More Than Just a Process
The caller is Pat’s mom, who is worried that her daughter will be admitted to HU, only to learn she can’t afford to attend. Cassie is quick to point out that many students take advantage of federal and state grants in addition to the school’s financial aid and work-study programs. She reassures Mom that a student of Pat’s caliber, who has such significant need, stands a good chance of being offered a generous financial package.
Cassie promises to send some links to student budgets and affordability options and informs Mom that if Pat decides to attend HU, she’ll have aid for all four years, as long as her grades remain good. She flags Mom’s parent record to receive the information and adds a private note to Dean Kline about the discussion, highlights of which are stored as secure notes in Pat’s record.
As Bob and his colleagues wind down the evaluation of thousands of applications, he keeps thinking about the young woman who said she couldn’t afford to attend. Her essay and recommendations have arrived, completing her requirements and adding her to his evaluation queue. He’s on the road but is able to review cases on the web, so he sits down late one night and reads what Pat has written.
Her compassion, tenacity and obvious intelligence impress Bob, and he’s touched by the story of how an elderly woman with Alzheimer’s, who hadn’t spoken coherently for 10 years, would sing along with Pat. As he admits her, he flags her record as a candidate for a premier scholarship.
When the notification deadline arrives, Pat receives an email instructing her to check her HU account. Using her smartphone to access the portal, she learns that she has been accepted and that she is one of a small number of students to receive a full four-year scholarship. She reads the acceptance notification twice to be sure she isn’t dreaming and then calls her mom at work to deliver the good news.
The Final Analysis
You may be wondering why a story like this is included in a technology article. Perhaps it seems as if technology has taken second billing to the tale of a bright young woman whose dream came true. Perhaps you even wonder what point we’re trying to make. Simply put, we’d like you to consider that, at every turn, the system enabled the people.

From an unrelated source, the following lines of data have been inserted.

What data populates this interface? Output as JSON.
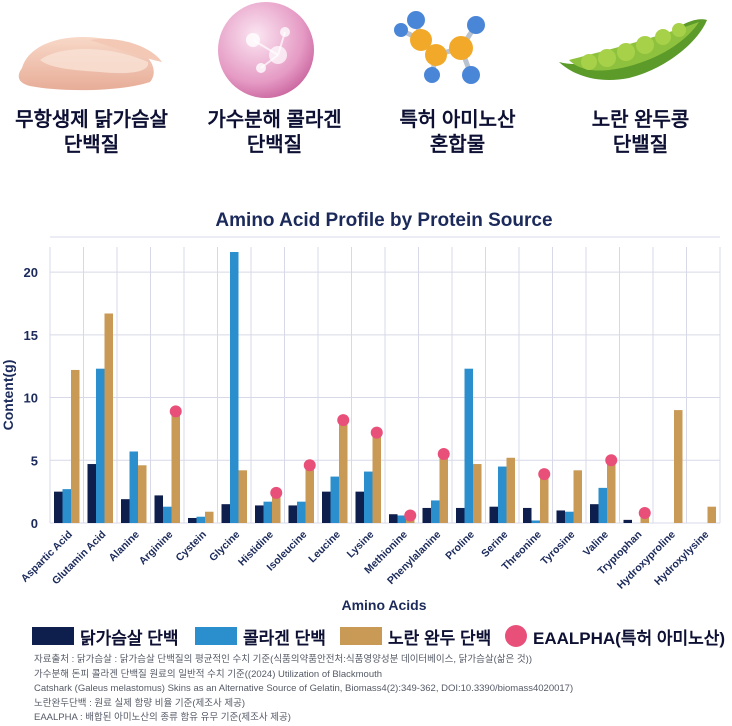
{
  "header": {
    "items": [
      {
        "line1": "무항생제 닭가슴살",
        "line2": "단백질",
        "icon": "chicken-breast-icon"
      },
      {
        "line1": "가수분해 콜라겐",
        "line2": "단백질",
        "icon": "collagen-sphere-icon"
      },
      {
        "line1": "특허 아미노산",
        "line2": "혼합물",
        "icon": "molecule-icon"
      },
      {
        "line1": "노란 완두콩",
        "line2": "단밸질",
        "icon": "pea-pod-icon"
      }
    ]
  },
  "colors": {
    "chicken": "#0f1f4d",
    "collagen": "#2b8fcd",
    "pea": "#c99a56",
    "eaalpha": "#e8507a",
    "grid": "#d7d9e8",
    "text": "#1b2a5a"
  },
  "chart_data": {
    "type": "bar",
    "title": "Amino Acid Profile by Protein Source",
    "xlabel": "Amino Acids",
    "ylabel": "Content(g)",
    "ylim": [
      0,
      22
    ],
    "yticks": [
      0,
      5,
      10,
      15,
      20
    ],
    "grid": true,
    "categories": [
      "Aspartic Acid",
      "Glutamin Acid",
      "Alanine",
      "Arginine",
      "Cystein",
      "Glycine",
      "Histidine",
      "Isoleucine",
      "Leucine",
      "Lysine",
      "Methionine",
      "Phenylalanine",
      "Proline",
      "Serine",
      "Threonine",
      "Tyrosine",
      "Valine",
      "Tryptophan",
      "Hydroxyproline",
      "Hydroxylysine"
    ],
    "series": [
      {
        "name": "닭가슴살 단백",
        "key": "chicken",
        "values": [
          2.5,
          4.7,
          1.9,
          2.2,
          0.4,
          1.5,
          1.4,
          1.4,
          2.5,
          2.5,
          0.7,
          1.2,
          1.2,
          1.3,
          1.2,
          1.0,
          1.5,
          0.25,
          0,
          0
        ]
      },
      {
        "name": "콜라겐 단백",
        "key": "collagen",
        "values": [
          2.7,
          12.3,
          5.7,
          1.3,
          0.5,
          21.6,
          1.7,
          1.7,
          3.7,
          4.1,
          0.6,
          1.8,
          12.3,
          4.5,
          0.2,
          0.9,
          2.8,
          0,
          0,
          0
        ]
      },
      {
        "name": "노란 완두 단백",
        "key": "pea",
        "values": [
          12.2,
          16.7,
          4.6,
          8.9,
          0.9,
          4.2,
          2.4,
          4.6,
          8.2,
          7.2,
          0.6,
          5.5,
          4.7,
          5.2,
          3.9,
          4.2,
          5.0,
          0.8,
          9.0,
          1.3
        ]
      }
    ],
    "markers": {
      "name": "EAALPHA(특허 아미노산)",
      "description": "",
      "present": [
        false,
        false,
        false,
        true,
        false,
        false,
        true,
        true,
        true,
        true,
        true,
        true,
        false,
        false,
        true,
        false,
        true,
        true,
        false,
        false
      ]
    }
  },
  "legend": {
    "chicken": "닭가슴살 단백",
    "collagen": "콜라겐 단백",
    "pea": "노란 완두 단백",
    "eaalpha": "EAALPHA(특허 아미노산)"
  },
  "notes": [
    "자료출처 : 닭가슴살 : 닭가슴살 단백질의 평균적인 수치 기준(식품의약품안전처:식품영양성분 데이터베이스, 닭가슴살(삶은 것))",
    "가수분해 돈피 콜라겐 단백질 원료의 일반적 수치 기준((2024) Utilization of Blackmouth",
    "Catshark (Galeus melastomus) Skins as an Alternative Source of Gelatin, Biomass4(2):349-362, DOI:10.3390/biomass4020017)",
    "노란완두단백 : 원료 실제 함량 비율 기준(제조사 제공)",
    "EAALPHA : 배합된 아미노산의 종류 함유 유무 기준(제조사 제공)"
  ]
}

The counselor was able to work from any venue while maximizing his one-on-one experiences — not only with prospective students but also with faculty members whose programs he supports. The operations manager was able to redirect resources to student and family services while leveling counselor caseloads, ensuring equity and meeting deadlines, despite a burgeoning stream of applications. The dean was able to see the entire operation, and at a critical moment, the prospective student and her mom got the support they needed from caring individuals who had time to pay close attention to their plight.
The system was supported by a cloud-based partner that was responsive to its customers and worked with HU to develop functionality that permitted a customized business process focused on people and problem solving. The institution had not only the latitude to address increasing application numbers but also the capacity to do so with greater equity and a life-changing personal touch.
That’s what a world-class system should do: enable people to make a difference. So if technology seems the lesser part of this story, that’s as it should be — the system has done its job.